Le réalisateur Gilles Béat est, lui, impressionné par la performance de Gérard Depardieu

envoyé spécial en france patrick laurent

PARIS Après 17 ans de séries policières (Julie Lescaut, Commissaire Moulin, Les Cordier juge et flic, Une femme d'honneur), le réalisateur de Rue Barbare revient au cinéma. Avec la véritable orthographe de son nom (et non plus Béhat, comme écrit par erreur lors de son premier film) et un sujet dur comme il les aime.

Centré sur le parcours d'un policier solitaire. "Ce n'est pas un pourri. Il a franchi un jour la ligne jaune et cela le poursuit. Ce n'est pas non plus un grand flic. Il fait le commissariat la nuit. C'est un hommage au cinéma noir français et américain, à ces films des années 40 qu'on appelait des séries B. Des films à petits budgets en noir et blanc, tournés la nuit dans des villes et des décors improbables. Cela m'a fasciné. "

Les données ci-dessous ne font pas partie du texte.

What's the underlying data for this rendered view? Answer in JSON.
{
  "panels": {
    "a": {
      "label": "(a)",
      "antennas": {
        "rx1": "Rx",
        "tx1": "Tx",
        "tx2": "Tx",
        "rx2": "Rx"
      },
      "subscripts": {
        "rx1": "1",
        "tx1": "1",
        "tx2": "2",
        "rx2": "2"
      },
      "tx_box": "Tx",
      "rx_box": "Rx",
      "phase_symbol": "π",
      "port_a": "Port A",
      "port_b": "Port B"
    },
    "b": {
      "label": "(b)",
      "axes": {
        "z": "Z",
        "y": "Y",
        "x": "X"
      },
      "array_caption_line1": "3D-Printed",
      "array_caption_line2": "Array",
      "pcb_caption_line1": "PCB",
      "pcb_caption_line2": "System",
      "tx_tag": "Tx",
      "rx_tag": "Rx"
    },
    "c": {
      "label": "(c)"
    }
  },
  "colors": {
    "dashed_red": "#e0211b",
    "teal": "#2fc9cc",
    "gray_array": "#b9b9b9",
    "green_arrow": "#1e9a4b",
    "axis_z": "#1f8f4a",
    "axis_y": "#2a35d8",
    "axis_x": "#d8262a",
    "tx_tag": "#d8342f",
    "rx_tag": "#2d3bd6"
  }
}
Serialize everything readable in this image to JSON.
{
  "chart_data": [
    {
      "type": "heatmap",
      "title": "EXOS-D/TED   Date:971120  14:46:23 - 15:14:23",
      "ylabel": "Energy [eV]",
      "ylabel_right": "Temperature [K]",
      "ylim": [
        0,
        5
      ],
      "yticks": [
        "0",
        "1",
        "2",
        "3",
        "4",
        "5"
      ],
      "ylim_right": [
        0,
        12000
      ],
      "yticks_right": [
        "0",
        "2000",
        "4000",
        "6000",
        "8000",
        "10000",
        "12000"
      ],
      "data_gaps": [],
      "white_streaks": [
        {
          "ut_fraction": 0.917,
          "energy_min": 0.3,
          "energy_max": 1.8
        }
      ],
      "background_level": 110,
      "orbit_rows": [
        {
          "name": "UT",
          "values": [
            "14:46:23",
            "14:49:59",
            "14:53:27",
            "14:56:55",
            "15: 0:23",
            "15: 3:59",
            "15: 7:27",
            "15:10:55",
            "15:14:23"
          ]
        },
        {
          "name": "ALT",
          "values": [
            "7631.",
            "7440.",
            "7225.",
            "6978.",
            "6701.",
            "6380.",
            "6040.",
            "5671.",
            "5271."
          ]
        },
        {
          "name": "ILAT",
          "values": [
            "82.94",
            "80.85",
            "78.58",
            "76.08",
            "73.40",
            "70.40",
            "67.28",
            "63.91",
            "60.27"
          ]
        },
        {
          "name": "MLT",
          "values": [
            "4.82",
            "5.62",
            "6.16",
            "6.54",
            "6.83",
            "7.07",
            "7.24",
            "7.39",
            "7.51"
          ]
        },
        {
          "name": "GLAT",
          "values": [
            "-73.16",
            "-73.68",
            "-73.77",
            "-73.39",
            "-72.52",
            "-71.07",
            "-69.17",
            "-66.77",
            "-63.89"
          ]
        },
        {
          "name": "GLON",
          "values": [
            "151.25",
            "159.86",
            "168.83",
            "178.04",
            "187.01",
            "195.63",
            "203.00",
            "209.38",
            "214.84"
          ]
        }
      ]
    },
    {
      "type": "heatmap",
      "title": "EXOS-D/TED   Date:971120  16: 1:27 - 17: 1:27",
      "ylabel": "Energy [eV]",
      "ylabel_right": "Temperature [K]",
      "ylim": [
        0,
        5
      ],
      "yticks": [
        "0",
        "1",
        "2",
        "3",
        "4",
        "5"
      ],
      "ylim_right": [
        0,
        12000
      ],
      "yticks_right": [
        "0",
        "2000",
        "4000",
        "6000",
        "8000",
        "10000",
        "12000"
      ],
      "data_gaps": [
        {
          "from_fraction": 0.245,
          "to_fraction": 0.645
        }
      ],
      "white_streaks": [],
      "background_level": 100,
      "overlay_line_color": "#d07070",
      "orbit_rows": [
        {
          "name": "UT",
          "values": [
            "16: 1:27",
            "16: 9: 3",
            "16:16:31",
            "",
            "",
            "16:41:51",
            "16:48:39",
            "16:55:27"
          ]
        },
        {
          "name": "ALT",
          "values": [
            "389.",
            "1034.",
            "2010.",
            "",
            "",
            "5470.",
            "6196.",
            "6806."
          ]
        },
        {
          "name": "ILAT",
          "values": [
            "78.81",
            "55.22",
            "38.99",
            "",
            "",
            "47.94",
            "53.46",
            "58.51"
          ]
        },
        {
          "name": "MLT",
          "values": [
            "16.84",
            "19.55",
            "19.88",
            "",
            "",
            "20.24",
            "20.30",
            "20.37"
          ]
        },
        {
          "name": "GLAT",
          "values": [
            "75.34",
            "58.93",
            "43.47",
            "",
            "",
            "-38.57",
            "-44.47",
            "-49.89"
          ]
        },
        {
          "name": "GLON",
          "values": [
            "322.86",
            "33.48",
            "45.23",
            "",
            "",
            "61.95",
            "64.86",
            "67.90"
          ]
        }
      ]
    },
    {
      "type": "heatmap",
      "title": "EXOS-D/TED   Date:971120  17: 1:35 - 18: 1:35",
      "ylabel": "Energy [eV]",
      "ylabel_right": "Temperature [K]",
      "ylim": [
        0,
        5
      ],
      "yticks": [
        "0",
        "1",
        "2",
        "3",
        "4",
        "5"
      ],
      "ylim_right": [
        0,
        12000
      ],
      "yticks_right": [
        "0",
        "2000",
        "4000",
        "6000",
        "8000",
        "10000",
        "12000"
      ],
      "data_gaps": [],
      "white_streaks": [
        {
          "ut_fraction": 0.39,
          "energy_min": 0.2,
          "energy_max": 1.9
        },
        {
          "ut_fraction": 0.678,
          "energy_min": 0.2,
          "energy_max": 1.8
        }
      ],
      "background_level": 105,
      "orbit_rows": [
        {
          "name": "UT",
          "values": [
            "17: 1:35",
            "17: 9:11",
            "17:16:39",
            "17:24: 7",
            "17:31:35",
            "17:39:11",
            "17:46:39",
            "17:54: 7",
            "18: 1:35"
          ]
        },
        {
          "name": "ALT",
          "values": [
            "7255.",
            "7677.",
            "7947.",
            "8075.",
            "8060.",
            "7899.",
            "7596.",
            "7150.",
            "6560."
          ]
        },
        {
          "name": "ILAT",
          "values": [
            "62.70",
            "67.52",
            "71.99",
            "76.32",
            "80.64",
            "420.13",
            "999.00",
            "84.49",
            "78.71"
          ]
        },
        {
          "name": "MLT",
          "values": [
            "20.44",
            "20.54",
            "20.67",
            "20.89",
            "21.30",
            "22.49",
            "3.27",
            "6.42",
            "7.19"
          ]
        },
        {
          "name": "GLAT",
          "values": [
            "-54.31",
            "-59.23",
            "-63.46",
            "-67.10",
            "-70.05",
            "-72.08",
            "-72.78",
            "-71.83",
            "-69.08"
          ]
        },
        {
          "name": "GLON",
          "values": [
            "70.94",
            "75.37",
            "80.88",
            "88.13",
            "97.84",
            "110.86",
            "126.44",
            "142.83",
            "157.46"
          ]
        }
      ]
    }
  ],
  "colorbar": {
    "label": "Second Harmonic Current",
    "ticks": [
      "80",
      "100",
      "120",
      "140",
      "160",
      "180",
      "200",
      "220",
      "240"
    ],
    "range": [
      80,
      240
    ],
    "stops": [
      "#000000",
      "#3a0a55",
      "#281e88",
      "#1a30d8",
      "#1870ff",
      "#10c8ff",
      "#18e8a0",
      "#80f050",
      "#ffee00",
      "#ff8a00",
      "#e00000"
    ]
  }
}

Gilles Béat en parle avec un enthousiasme qu'on ne partage pas.

"C'est magnifique car ça raconte la face cachée, dure, de l'homme, de la ville. Les flics ne sont pas des héros, mais des êtres pris dans des engrenages. C'est comme un entonnoir : on se retrouve pris dans une histoire dans laquelle on ne veut pas être. "

Et que, nous, on n'a pas envie de voir. Surtout avec un Depardieu aussi caricatural. "Depardieu fait l'unanimité parmi ceux qui m'en ont parlé. Cela fait longtemps que je n'ai pas vu Gérard avec une telle sobriété, sensibilité, intériorité dans le jeu. Comment il incarne la solitude, la fatigue, la blessure, la déchirure."

Il oublie de préciser l'antiséduction, alors que toutes les femmes du film craquent pour lui. "Léon n'est pas amoureuse de lui. Et Asia Argento, on sent tout de suite qu'elle l'a manipulé, qu'elle s'est servie de lui pour monter en grade. De même, quand il tire dans la tête du dealer, il n'a pas le choix. Après, il gerbe dans le lavabo, parce que c'est insupportable. Malheureusement, ce film est tristement réaliste."